Analysis of gene expression patterns in SPATA5L1 fibroblasts by RNA-seq reveals differential expression of DNA replication and mitosis-related genes (A) Principal-component analysis plot shows a differential clustering of SPATA5L1 samples (n = 4) from control samples (n = 4). (B) Transcriptomic heatmap of the top 20 differentially expressed genes (top ten with fold change > 1.5 and p < 0.05 and bottom 10 with fold change < 0.5 and p < 0.05). Red/yellow colors represent highly expressed genes and blue colors represent under-expressed genes for these 20 genes in the respective case and control samples. The legend corresponds to expression values. (C) Volcano plot highlighting genes with large fold changes that are either significantly upregulated or downregulated between SPATA5L1 and control samples.
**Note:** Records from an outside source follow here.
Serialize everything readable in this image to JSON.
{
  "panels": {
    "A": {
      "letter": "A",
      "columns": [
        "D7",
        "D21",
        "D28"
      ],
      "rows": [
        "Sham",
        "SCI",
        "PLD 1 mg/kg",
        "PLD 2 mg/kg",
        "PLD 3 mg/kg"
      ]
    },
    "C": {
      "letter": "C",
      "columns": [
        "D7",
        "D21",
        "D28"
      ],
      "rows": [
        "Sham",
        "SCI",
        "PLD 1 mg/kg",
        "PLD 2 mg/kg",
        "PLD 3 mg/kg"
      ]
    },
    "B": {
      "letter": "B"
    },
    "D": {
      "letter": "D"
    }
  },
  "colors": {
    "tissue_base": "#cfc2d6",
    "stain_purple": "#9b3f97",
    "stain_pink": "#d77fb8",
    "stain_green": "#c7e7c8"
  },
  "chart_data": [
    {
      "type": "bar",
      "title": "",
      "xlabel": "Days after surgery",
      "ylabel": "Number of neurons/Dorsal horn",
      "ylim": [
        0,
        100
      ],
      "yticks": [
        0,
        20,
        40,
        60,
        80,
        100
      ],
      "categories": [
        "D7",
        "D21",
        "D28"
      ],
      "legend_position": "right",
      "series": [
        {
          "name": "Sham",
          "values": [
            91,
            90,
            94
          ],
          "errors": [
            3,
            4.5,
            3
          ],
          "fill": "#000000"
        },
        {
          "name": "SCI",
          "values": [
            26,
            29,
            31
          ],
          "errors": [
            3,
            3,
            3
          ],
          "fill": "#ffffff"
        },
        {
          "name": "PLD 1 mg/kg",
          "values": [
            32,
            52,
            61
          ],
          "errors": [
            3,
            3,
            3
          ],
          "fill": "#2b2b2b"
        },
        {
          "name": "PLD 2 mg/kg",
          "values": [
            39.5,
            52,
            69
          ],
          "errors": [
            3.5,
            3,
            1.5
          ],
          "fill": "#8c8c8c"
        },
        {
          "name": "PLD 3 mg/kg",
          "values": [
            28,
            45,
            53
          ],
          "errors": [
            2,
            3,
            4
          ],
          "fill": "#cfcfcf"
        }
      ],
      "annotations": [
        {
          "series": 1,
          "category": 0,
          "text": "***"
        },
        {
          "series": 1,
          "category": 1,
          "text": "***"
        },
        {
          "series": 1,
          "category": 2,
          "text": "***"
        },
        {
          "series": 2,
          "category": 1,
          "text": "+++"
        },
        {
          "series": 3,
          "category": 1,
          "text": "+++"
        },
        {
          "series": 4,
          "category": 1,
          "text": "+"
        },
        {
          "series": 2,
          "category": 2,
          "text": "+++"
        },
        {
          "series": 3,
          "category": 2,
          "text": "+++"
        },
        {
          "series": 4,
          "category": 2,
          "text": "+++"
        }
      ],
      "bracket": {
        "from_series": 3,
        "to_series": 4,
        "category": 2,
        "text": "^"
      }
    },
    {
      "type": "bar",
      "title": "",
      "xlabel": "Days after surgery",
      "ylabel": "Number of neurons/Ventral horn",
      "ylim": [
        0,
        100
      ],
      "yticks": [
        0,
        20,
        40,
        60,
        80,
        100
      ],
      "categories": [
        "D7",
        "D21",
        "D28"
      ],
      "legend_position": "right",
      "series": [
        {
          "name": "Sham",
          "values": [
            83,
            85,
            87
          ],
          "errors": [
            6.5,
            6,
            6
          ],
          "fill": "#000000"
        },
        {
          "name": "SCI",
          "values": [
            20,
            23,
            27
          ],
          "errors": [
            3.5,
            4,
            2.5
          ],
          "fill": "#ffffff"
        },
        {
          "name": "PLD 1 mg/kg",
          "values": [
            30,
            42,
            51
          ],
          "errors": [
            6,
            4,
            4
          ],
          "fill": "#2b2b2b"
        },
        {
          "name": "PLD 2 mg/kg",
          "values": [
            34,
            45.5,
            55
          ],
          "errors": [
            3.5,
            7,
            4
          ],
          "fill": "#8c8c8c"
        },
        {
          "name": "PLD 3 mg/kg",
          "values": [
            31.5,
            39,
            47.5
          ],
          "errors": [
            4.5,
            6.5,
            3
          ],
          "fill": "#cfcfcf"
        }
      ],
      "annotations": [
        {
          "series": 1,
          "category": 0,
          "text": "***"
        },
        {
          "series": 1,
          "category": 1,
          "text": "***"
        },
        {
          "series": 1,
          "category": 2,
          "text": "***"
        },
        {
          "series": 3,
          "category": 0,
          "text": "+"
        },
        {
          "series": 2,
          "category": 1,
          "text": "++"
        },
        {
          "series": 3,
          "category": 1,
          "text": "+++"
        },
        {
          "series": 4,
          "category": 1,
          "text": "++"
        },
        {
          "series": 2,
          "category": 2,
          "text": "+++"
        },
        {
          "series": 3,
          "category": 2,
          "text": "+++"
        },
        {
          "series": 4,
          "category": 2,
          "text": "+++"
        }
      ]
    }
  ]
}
Log₂ fold change of normalized counts (red dots indicate genes with p < 10⁻¹⁶). (D) Over-representation analysis (ORA) for downregulated genes (log₂ fold change < −1, p < 0.05) for GO-BP (Gene Ontology Biological Processes). (E) Over-representation analysis (ORA) for downregulated genes (log₂ fold change < −1, p < 0.05) for GO-CC (Gene Ontology Cellular Components). (F) Over-representation analysis (ORA) for downregulated genes (log₂ fold change < −1, p < 0.05) for GO-CC and GO-MF (Gene Ontology Molecular Functions).